Rating: C
Dir: Gerald Thomas
Star: Kenneth Williams, Bernard Cribbins, Barbara Windsor, Charles Hawtrey
The spoofing here is more specific than usual, obviously targetting the Bond movies. Williams leads a team of inept agents, more (Hawtrey, as Charlie Bind, Agent Number o-o…oh – which almost provoked a lawsuit from the Broccolis, and forced the producers to change his first name from James) or less (Windsor, in her Carry On debut), as they try to recover a secret formula, and keep it from falling into the hands of S.T.E.N.C.H. They’re led by the evil Dr.
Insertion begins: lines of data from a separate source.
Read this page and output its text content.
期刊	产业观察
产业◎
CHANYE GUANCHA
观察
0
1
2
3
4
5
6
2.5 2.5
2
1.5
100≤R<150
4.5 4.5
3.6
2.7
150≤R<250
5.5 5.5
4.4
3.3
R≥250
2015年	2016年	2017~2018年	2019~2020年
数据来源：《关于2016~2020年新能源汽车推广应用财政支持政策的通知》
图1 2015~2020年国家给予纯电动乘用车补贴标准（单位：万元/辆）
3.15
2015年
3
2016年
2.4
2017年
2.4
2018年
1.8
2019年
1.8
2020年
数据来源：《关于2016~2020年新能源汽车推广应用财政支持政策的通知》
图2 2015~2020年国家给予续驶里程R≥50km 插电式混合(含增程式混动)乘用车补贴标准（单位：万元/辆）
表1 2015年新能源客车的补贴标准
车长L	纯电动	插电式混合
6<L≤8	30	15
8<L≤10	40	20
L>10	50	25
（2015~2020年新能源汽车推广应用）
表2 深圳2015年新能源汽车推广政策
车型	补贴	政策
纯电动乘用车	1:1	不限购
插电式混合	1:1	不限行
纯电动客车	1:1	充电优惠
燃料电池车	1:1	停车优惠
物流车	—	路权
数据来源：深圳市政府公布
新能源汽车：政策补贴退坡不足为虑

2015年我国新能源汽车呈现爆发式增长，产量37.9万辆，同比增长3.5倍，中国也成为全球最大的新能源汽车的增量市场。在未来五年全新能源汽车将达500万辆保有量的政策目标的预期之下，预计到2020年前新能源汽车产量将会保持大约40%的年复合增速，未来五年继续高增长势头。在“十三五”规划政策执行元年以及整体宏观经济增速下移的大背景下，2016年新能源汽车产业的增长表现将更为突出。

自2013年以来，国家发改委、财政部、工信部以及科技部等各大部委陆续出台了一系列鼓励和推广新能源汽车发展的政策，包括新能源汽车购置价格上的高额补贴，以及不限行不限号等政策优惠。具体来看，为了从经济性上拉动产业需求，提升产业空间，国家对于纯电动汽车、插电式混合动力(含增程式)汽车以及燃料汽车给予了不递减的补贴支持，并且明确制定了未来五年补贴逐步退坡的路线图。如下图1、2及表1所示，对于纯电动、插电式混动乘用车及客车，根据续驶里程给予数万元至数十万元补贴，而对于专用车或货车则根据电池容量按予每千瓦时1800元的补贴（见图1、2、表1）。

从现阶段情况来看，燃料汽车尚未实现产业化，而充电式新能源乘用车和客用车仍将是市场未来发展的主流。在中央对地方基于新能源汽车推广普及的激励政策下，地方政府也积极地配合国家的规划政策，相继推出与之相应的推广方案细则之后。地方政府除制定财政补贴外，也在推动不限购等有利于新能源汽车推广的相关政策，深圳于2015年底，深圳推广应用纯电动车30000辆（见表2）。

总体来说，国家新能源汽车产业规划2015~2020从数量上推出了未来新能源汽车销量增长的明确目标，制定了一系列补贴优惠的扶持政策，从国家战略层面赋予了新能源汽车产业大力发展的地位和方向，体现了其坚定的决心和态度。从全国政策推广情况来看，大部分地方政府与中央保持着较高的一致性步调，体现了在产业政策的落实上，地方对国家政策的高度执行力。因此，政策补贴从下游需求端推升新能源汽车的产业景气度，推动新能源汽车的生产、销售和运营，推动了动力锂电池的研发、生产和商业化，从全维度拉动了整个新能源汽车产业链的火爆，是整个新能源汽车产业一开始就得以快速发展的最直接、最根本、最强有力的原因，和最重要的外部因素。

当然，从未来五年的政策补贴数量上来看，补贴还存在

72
Crow, played by Juliet Furze, but dubbed by John Bluthal, to weird but effectively villainous result. It’s back to b&w, for the last time, as a nod to film noir. The Third Man‘s another victim; to be honest, this side of things probably works better than the Bond elements – that series wouldn’t properly find its own feet, until the release of Goldfinger, six months later.
There’s no doubt Windsor hit the ground running, with exactly the right attitude to fit into the series, feistily naive, and totally oblivious of the effect she has on the opposite sex. Mind you, the sight of Bernard Cribbins dressed as a belly-dancer is one that will require a large helping of mental bleach. The film allegedly bips around Vienna, North Africa and the Orient Express, though it’s not exactly convincing, and the finale in STENCH’s headquarters is painfully overlong, not least for the lengthy reverse footage sequence. It does have what may be the first on-screen deaths in Carry On, when two guards shoot each other. I remember this one fondly from my youth, but in the harsh light of the 21st century, it hasn’t aged well.